137 reviews4 followers
January 22, 2022
🤯💥🧠!!!

Revolutionary, intellectually stimulating and full to the brim with profound insights, Hatcher’s five essays on the relationship between Science, Religion and Philosophy are an invaluable contribution to humanity’s understanding of our purpose and place in the world.

Hatcher, a former Professor of Mathematics at Laval University, Quebec, begins his exploration into such relationships by sketching the possibility of a ‘realist ontology’ in Essay 1: Platonism and Pragmatism. In this essay, he highlights the initial necessity of a ‘positivist’ (materialist) approach to reality for the emergence of modern science, the present need to be skeptical against positivism, and how a departure from positivism towards ‘platonic pragmatism’ will allow us to reconcile Religion with the scientific method and in due course, modern science.

Essay 2: Myths, Models and Mysticism, builds upon his thesis from Essay 1 by providing the reader with an ingenious view of history — drawn largely from the writings of Baha’u’llah and Abdu’l-Baha — from our collective ‘childhood’, through our painful ‘adolescence’ and finally our collective maturity into ‘adulthood’. Hatcher describes humanity’s childhood (the stage of ‘integration’ from prehistory until the scientific revolution) as being characterised by an attachment to ‘myth-making’ as our means for understanding the ‘truths’ about reality. The period of adolescence (the stage of ‘differentiation’ from the scientific revolution until the present-day) is said to have been largely focused with ‘model-building’ as our approach to understanding ‘truth’. And finally, Hatcher proposes that humanity’s adulthood (the stage of ‘secondary integration’ from now and into the future) must needs be characterised by the ‘organismic theory’ paradigm (a term he coins which echos the concept of ‘progressive revelation’ described in the Baha’i canon) in order to resolve the present conflict between Science and Religion, ushering in an age of peace, security and unity.
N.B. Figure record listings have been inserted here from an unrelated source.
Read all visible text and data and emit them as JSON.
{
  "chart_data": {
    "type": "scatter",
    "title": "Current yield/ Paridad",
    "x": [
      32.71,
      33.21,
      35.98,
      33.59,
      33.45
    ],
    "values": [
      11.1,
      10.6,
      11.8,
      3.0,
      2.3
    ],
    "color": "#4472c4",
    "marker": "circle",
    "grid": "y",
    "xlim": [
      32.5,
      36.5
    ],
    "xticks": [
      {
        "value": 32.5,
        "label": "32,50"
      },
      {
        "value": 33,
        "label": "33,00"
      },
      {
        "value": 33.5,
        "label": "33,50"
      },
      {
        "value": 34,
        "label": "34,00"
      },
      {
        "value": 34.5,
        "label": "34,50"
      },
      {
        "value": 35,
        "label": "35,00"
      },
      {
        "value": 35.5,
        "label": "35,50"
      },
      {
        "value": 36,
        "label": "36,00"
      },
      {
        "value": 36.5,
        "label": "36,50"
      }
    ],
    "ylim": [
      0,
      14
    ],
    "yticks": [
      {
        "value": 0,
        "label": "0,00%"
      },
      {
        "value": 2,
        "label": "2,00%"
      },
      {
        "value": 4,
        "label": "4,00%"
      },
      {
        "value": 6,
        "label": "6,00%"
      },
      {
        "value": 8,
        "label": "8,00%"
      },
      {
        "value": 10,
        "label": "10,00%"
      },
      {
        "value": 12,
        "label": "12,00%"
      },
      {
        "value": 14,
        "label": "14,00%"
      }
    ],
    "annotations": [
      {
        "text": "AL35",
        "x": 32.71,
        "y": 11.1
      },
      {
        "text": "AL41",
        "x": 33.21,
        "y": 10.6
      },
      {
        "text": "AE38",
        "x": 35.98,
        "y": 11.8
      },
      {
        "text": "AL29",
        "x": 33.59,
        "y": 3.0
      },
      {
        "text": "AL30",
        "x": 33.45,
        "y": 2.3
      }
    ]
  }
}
Essays 3 & 4: From Metaphysics to Logic, and A Logical Solution to the Problem of Evil, give a modern formulation of Avicenna’s cosmological proof of God’s existence, and a logically cohesive discussion on the philosophical ‘problem of evil’, respectively. I would love to say more about these essays, but to be quite honest, they went 99.999% over my head.

Essay 5: Science and the Baha’i Faith — just read it, it’s SO GOOD!